When asked by a leading HIV scientist at a conference in Marseille, France, in July 2012 what my thoughts on PrEP were, I said that since so many HIV-infected people were unable to access HAART, we needed to take care of them first rather than using precious resources to prevent further transmissions. Despite the fact that preventing HIV through “safer sex” did not work out so well for me, I thought that we already have prevention methods for HIV, and that those having receptive sex could just insist that their partners use condoms to prevent HIV.
However, I have since changed my mind.
In November 2013, my partner, Tim Hoeffgen, and I attended a PrEP debate in West Hollywood between a good friend of ours, Aaron Matthew Laxton, and the CEO of the AIDS Healthcare Foundation, Michael Weinstein. Weinstein had made public inflammatory remarks against people who choose to use PrEP to prevent HIV. Aaron supported the use of PrEP. I found that in contrast to his media opinion, Weinstein strangely admitted that PrEP does work if taken daily as prescribed. He also seemed convinced by the opposing argument that people on PrEP may have less of a tendency to spread other STDs because of the recommended quarterly medical checkups with HIV and STD tests. To me, his views seemed less hardline in that setting than his publicly broadcasted views. My mindset was beginning already to evolve at that point. Shortly thereafter, in order to learn more about the subject, I joined Damon L. Jacob’s Facebook group PrEP Facts: Rethinking HIV Prevention and Sex, which offers in-depth discussions on PrEP.
Although I have been cured of HIV, I sincerely wish that PrEP had been available during my early years of sexual activity. I was diagnosed in 1995; I wish that I had never had to deal with the fear of thinking I only had about two years to live, or with the fear of judgment and stigma from friends, family, and the general public. I also had to take many pills daily for 11 years while being HIV-positive. For most people it means a lifetime of taking daily multiple medications, unless they are able to “join” my cure club. With PrEP back then, I never would have had to go through any of this. I wish this for all people who are currently at risk for HIV.
My partner and I in October attended the U.S. Conference on AIDS in San Diego. One of the sessions we attended was the PrEPare for Life workshop. Its speakers included several of NMAC’s (National Minority AIDS Council’s) Youth Scholars, all of whom were young, gay men of color. Their knowledge and ability to speak about their reasons for choosing to use PrEP impressed me greatly.
A good example is Devin Barrington-Ward, who was already an advocate focusing mostly on black men and methods of HIV prevention. He was looking at ways to protect his clients from HIV infection. This led him as a black HIV-negative gay man to take his own advice and begin using PrEP himself at the beginning of 2014. When discussing changes in relationships, once he realized that he could date and have sex with positive people without worrying about HIV, dating had become much easier. He felt he had more freedom since he could share in the responsibility to remain HIV-negative himself. He had a few mild side effects at first, which went away. He has experienced virtually no stigma and says that it has even opened conversations with people who did not know about PrEP. For those on the fence on the subject, he said that people should ignore all of the arguments on both sides and seek more of the facts available on websites such as PrEPwatch.org or the National Minority AIDS Council’s PrEPare for Life education and awareness program.
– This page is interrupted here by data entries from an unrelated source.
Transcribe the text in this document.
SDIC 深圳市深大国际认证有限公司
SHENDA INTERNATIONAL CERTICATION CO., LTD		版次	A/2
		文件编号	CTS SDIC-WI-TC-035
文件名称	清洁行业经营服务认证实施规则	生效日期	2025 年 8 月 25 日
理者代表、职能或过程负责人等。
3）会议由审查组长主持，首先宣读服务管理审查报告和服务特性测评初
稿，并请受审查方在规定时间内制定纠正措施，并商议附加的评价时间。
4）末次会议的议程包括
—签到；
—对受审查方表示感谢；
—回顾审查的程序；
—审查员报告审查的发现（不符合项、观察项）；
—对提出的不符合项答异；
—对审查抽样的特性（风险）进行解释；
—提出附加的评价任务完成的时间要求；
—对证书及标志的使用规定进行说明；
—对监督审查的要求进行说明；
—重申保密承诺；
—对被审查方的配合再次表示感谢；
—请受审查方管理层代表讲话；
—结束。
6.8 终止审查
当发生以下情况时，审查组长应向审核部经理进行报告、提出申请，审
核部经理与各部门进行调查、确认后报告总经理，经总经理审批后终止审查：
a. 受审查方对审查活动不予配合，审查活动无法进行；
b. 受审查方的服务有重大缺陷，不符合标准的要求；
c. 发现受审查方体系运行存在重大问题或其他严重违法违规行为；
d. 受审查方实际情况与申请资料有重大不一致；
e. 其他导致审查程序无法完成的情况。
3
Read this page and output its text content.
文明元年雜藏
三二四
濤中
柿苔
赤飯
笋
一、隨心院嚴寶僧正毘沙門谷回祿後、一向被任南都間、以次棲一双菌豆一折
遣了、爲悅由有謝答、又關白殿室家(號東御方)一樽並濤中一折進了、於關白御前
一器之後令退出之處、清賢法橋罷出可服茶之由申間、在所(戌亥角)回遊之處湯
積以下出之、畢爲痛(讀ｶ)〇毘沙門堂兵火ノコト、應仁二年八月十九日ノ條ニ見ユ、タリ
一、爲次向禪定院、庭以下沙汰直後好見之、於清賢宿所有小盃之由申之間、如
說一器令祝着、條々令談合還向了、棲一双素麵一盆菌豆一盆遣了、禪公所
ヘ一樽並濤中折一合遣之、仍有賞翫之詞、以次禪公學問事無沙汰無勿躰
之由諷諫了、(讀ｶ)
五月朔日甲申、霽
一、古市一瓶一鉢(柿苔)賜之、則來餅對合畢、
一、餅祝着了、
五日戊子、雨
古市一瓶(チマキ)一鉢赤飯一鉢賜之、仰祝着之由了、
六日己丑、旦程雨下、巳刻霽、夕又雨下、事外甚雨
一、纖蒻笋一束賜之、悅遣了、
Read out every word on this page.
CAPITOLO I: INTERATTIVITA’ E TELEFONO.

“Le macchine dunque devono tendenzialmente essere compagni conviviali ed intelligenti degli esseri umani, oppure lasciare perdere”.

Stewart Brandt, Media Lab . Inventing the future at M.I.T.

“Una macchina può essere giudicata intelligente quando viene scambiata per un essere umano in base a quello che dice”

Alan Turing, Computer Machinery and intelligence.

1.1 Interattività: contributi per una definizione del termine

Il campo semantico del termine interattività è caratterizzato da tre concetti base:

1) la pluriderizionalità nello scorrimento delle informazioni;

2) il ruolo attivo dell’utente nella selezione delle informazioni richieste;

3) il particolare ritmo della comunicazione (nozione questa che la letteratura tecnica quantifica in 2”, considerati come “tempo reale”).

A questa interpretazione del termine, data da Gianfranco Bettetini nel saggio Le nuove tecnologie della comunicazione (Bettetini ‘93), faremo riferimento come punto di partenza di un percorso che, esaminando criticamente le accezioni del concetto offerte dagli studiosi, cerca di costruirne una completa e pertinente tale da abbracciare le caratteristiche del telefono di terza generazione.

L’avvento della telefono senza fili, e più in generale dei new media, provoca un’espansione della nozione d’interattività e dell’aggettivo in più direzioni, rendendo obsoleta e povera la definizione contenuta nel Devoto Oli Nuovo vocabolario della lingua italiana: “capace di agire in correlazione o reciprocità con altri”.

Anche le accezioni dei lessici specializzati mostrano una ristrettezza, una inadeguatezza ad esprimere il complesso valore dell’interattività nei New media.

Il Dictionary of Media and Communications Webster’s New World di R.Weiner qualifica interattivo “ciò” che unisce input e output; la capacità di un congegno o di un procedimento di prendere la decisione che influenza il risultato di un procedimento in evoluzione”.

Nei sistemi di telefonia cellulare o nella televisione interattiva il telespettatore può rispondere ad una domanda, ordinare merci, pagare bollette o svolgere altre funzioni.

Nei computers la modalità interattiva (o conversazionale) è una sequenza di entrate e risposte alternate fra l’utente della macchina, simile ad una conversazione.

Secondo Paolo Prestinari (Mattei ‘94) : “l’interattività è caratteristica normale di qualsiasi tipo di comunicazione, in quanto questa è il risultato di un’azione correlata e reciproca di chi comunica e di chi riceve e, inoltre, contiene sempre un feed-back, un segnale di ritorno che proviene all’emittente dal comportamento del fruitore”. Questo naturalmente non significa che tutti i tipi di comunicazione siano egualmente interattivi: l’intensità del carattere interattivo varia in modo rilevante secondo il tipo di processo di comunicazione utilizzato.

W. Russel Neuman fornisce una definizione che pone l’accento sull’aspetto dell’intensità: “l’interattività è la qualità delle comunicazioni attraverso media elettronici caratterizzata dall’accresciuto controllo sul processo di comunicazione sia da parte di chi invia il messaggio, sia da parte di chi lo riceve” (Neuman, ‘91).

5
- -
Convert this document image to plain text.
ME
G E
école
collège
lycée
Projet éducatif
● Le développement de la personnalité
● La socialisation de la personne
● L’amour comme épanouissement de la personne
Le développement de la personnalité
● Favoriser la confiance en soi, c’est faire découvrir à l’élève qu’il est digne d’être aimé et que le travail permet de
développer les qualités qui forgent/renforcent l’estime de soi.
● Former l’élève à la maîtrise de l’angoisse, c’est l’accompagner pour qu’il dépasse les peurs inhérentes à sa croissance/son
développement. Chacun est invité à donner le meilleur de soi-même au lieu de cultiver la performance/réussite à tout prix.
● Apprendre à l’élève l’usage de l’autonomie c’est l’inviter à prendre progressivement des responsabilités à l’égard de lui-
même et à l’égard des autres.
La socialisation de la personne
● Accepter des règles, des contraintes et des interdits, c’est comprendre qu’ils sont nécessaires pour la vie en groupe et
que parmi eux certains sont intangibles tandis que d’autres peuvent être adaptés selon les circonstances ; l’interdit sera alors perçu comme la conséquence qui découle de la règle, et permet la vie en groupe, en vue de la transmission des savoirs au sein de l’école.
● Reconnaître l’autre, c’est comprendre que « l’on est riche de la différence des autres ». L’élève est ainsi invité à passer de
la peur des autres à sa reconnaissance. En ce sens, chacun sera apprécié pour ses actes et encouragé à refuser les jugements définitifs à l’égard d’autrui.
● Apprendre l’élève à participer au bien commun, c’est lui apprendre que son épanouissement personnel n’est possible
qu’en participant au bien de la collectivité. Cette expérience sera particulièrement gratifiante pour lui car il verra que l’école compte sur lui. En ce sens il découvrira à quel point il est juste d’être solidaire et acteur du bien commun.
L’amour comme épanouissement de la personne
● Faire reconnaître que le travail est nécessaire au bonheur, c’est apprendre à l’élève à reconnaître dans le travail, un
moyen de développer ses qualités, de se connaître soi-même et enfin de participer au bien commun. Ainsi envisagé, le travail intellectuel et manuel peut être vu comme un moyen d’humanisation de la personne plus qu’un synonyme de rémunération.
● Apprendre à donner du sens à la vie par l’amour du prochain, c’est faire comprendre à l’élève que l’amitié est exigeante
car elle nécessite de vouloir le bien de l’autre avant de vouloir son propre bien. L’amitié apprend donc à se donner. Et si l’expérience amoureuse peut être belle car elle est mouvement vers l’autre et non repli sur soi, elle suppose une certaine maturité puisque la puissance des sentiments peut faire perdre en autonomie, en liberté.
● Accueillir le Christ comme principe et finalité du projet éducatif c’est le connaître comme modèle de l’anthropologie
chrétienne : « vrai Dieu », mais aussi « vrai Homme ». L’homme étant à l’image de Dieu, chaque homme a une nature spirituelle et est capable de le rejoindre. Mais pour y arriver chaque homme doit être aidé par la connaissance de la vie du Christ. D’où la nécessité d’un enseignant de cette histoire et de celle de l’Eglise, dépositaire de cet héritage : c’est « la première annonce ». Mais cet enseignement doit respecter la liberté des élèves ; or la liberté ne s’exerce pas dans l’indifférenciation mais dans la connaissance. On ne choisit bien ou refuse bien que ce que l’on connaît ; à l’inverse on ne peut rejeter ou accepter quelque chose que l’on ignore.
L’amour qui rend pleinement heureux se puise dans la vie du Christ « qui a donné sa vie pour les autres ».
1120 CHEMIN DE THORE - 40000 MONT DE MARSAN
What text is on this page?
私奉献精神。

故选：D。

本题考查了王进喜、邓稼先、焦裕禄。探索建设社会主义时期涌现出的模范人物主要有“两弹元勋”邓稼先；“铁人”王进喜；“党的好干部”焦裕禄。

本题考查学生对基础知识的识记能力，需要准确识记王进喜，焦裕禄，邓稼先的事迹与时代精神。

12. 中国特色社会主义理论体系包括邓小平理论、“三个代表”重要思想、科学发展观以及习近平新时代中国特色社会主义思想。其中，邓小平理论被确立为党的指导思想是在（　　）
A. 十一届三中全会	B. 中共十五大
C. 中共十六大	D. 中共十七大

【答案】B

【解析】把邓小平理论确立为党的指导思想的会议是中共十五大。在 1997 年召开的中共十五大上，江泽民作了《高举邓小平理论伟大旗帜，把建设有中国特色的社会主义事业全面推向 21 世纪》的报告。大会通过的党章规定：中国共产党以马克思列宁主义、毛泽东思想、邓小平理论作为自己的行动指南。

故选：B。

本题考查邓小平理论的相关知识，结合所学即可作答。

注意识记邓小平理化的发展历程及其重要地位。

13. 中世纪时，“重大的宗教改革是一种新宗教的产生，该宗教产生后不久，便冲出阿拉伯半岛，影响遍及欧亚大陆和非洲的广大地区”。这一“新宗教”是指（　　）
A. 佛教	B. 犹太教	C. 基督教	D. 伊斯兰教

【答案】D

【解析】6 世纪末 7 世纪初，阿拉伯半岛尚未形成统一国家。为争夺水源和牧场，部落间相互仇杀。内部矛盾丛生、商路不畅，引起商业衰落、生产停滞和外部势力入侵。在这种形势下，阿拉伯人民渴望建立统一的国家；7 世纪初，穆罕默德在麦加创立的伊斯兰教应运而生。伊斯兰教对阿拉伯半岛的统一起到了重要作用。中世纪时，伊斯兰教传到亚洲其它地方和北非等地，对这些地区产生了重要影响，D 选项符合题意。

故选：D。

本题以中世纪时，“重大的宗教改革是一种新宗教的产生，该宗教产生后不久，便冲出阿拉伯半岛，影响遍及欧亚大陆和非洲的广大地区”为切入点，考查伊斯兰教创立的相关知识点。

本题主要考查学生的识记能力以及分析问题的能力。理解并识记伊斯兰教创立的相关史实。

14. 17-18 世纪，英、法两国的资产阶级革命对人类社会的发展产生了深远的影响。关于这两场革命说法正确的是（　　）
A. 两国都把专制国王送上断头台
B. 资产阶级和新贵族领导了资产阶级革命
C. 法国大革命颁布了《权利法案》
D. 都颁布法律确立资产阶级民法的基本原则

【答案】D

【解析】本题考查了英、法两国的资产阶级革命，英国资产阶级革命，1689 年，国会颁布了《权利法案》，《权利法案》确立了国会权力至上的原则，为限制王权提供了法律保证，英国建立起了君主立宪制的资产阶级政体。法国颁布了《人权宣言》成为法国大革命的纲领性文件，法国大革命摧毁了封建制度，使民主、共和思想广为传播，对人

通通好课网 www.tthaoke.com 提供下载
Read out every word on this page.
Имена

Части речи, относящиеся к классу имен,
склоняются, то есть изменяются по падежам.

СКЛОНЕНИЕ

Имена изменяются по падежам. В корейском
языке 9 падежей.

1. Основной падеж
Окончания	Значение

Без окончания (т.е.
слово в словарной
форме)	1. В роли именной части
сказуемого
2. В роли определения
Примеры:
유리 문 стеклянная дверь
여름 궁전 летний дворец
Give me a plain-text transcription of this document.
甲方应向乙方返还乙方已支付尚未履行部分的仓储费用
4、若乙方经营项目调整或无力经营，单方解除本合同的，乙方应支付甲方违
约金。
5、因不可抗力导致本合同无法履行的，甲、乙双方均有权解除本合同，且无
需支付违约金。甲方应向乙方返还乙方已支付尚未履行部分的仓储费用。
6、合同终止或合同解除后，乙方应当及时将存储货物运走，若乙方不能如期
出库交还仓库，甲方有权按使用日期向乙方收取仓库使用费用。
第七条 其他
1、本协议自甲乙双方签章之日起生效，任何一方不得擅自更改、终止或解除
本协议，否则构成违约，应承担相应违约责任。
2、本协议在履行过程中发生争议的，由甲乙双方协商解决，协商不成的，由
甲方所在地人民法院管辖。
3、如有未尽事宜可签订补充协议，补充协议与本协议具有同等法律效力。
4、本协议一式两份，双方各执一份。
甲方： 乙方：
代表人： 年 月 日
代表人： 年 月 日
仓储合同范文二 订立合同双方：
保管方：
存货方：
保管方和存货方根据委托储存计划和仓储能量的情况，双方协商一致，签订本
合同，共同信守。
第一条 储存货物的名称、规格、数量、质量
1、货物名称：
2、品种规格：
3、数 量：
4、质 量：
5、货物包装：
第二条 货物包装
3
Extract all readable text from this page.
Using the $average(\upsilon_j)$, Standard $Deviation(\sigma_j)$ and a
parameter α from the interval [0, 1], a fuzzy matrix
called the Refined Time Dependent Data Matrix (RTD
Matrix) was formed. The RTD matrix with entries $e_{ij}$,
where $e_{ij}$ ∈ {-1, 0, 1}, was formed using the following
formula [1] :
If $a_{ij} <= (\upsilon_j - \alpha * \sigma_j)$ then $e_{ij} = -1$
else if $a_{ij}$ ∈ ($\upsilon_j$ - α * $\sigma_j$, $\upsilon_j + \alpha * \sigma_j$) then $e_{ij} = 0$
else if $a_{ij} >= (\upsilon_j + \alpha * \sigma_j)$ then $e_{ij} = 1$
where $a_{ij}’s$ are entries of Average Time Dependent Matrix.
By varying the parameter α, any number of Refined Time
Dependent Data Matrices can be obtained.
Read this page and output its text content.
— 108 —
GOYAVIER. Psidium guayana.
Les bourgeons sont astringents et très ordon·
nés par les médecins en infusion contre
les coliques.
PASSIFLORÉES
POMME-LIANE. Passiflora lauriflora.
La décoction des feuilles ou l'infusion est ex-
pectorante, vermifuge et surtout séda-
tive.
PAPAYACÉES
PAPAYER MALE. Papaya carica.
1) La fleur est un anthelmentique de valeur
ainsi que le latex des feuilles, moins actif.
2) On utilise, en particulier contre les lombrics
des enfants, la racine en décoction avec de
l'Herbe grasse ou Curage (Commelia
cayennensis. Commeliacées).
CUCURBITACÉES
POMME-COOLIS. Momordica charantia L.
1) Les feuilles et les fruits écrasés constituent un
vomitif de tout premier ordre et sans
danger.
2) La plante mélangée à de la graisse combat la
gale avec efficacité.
All of these influences have led to a change in my thinking about the use of PrEP to stem the rise in new HIV infections. If taken as prescribed, which means one pill daily, PrEP has been shown to be highly effective in reducing the risk of HIV transmission. The World Health Organization, Human Rights Campaign, and many leading HIV/AIDS organizations strongly endorse PrEP, and the Centers for Disease Control (CDC) has issued guidelines on its use. This ushers in a new wave of HIV prevention. I feel that if we are able to reduce the number of new infections, we could get closer to the objective of ending AIDS. The people who are not infected obviously cannot infect others.
While my ultimate goal is to see the end of AIDS, and a cure for HIV is extremely important, we also need to curb the rate of new infections. I believe that the use of PrEP is one of several methods now available to do that. Therefore, I have gone from feeling ambivalent about PrEP, to becoming a strong advocate for its use.